David Fischinger
Publications
Environmental Sound Deepfake Detection Using Deep-Learning Framework
In this paper, we propose a deep-learning framework for environmental sound deepfake detection (ESDD) -- the task of identifying whether the sound scene and sound event in an input audio recording is fake or not. To this end, we conducted extensive experiments to explore how individual spectrograms, a wide range of network architectures and pre-trained models, ensemble of spectrograms or network architectures affect the ESDD task performance. The experimental results on the benchmark datasets of EnvSDD and ESDD-Challenge-TestSet indicate that detecting deepfake audio of sound scene and detecting deepfake audio of sound event should be considered as individual tasks. We also indicate that the approach of finetuning a pre-trained model is more effective compared with training a model from scratch for the ESDD task. Eventually, our best model, which was finetuned from the pre-trained WavLM model with the proposed three-stage training strategy, achieve the Accuracy of 0.98, F1 Score of 0.95, AuC of 0.99 on EnvSDD Test subset and the Accuracy of 0.88, F1 Score of 0.77, and AuC of 0.92 on ESDD-Challenge-TestSet dataset.
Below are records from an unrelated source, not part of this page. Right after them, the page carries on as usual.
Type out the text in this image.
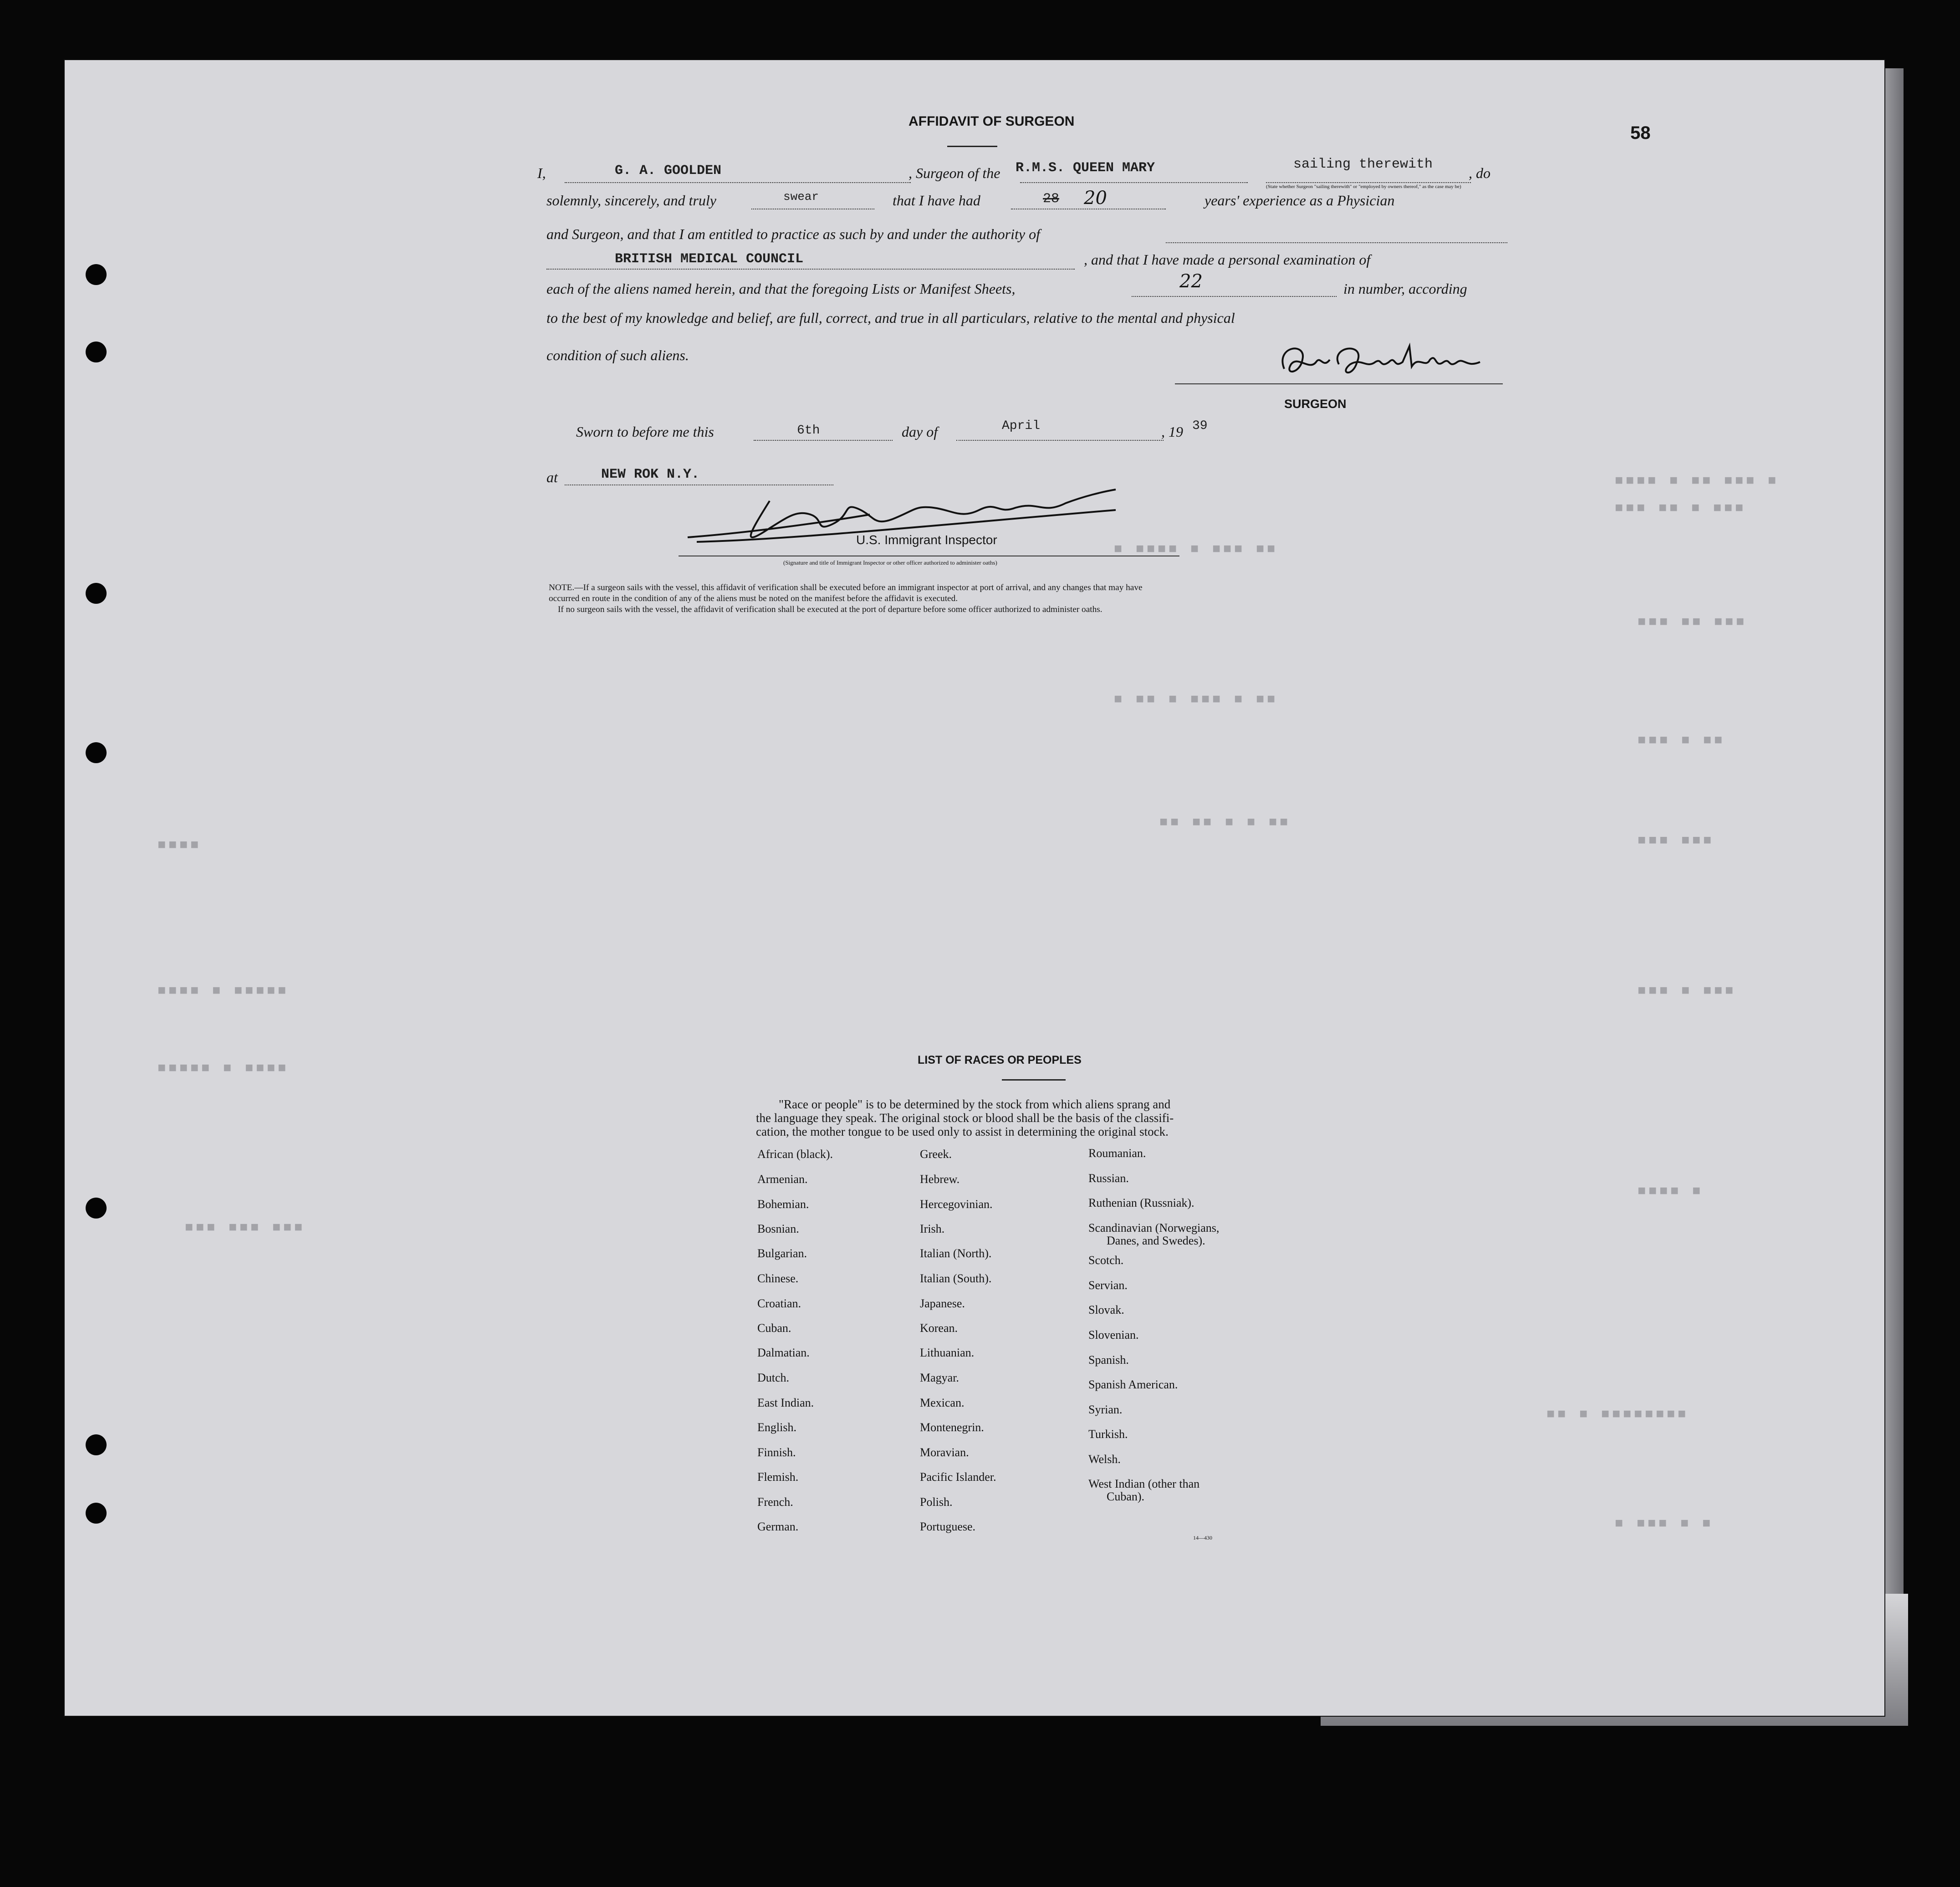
■ ■■■ ■■ ■ ■■■■
■■■ ■ ■■ ■■■
■■ ■■■ ■ ■■■■ ■
■■■ ■■ ■■■
■■ ■ ■■■ ■ ■■ ■
■■ ■ ■■■
■■ ■ ■ ■■ ■■
■■■ ■■■
■■■■
■■■■■ ■ ■■■■
■■■■ ■ ■■■■■
■■■ ■ ■■■
■ ■■■■
■■■ ■■■ ■■■
■■■■■■■■ ■ ■■
■ ■ ■■■ ■
58
AFFIDAVIT OF SURGEON
I,	G. A. GOOLDEN	, Surgeon of the R.M.S. QUEEN MARY	sailing therewith
, do
(State whether Surgeon "sailing therewith" or "employed by owners thereof," as the case may be)
solemnly, sincerely, and truly	swear	that I have had	28 20	years' experience as a Physician
and Surgeon, and that I am entitled to practice as such by and under the authority of
BRITISH MEDICAL COUNCIL	, and that I have made a personal examination of
each of the aliens named herein, and that the foregoing Lists or Manifest Sheets,	22	in number, according
to the best of my knowledge and belief, are full, correct, and true in all particulars, relative to the mental and physical
condition of such aliens.
SURGEON
Sworn to before me this	6th	day of	April	, 19 39
at	NEW ROK N.Y.
U.S. Immigrant Inspector
(Signature and title of Immigrant Inspector or other officer authorized to administer oaths)
NOTE.—If a surgeon sails with the vessel, this affidavit of verification shall be executed before an immigrant inspector at port of arrival, and any changes that may have
occurred en route in the condition of any of the aliens must be noted on the manifest before the affidavit is executed.
If no surgeon sails with the vessel, the affidavit of verification shall be executed at the port of departure before some officer authorized to administer oaths.
LIST OF RACES OR PEOPLES
"Race or people" is to be determined by the stock from which aliens sprang and
the language they speak. The original stock or blood shall be the basis of the classifi-
cation, the mother tongue to be used only to assist in determining the original stock.
African (black).
Armenian.
Bohemian.
Bosnian.
Bulgarian.
Chinese.
Croatian.
Cuban.
Dalmatian.
Dutch.
East Indian.
English.
Finnish.
Flemish.
French.
German.
Greek.
Hebrew.
Hercegovinian.
Irish.
Italian (North).
Italian (South).
Japanese.
Korean.
Lithuanian.
Magyar.
Mexican.
Montenegrin.
Moravian.
Pacific Islander.
Polish.
Portuguese.
Roumanian.
Russian.
Ruthenian (Russniak).
Scandinavian (Norwegians,
Danes, and Swedes).
Scotch.
Servian.
Slovak.
Slovenian.
Spanish.
Spanish American.
Syrian.
Turkish.
Welsh.
West Indian (other than
Cuban).
14—430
A General Model for Deepfake Speech Detection: Diverse Bonafide Resources or Diverse AI-Based Generators
In this paper, we analyze two main factors of Bonafide Resource (BR) or AI-based Generator (AG) which affect the performance and the generality of a Deepfake Speech Detection (DSD) model. To this end, we first propose a deep-learning based model, referred to as the baseline. Then, we conducted experiments on the baseline by which we indicate how Bonafide Resource (BR) and AI-based Generator (AG) factors affect the threshold score used to detect fake or bonafide input audio in the inference process. Given the experimental results, a dataset, which re-uses public Deepfake Speech Detection (DSD) datasets and shows a balance between Bonafide Resource (BR) or AI-based Generator (AG), is proposed. We then train various deep-learning based models on the proposed dataset and conduct cross-dataset evaluation on different benchmark datasets. The cross-dataset evaluation results prove that the balance of Bonafide Resources (BR) and AI-based Generators (AG) is the key factor to train and achieve a general Deepfake Speech Detection (DSD) model.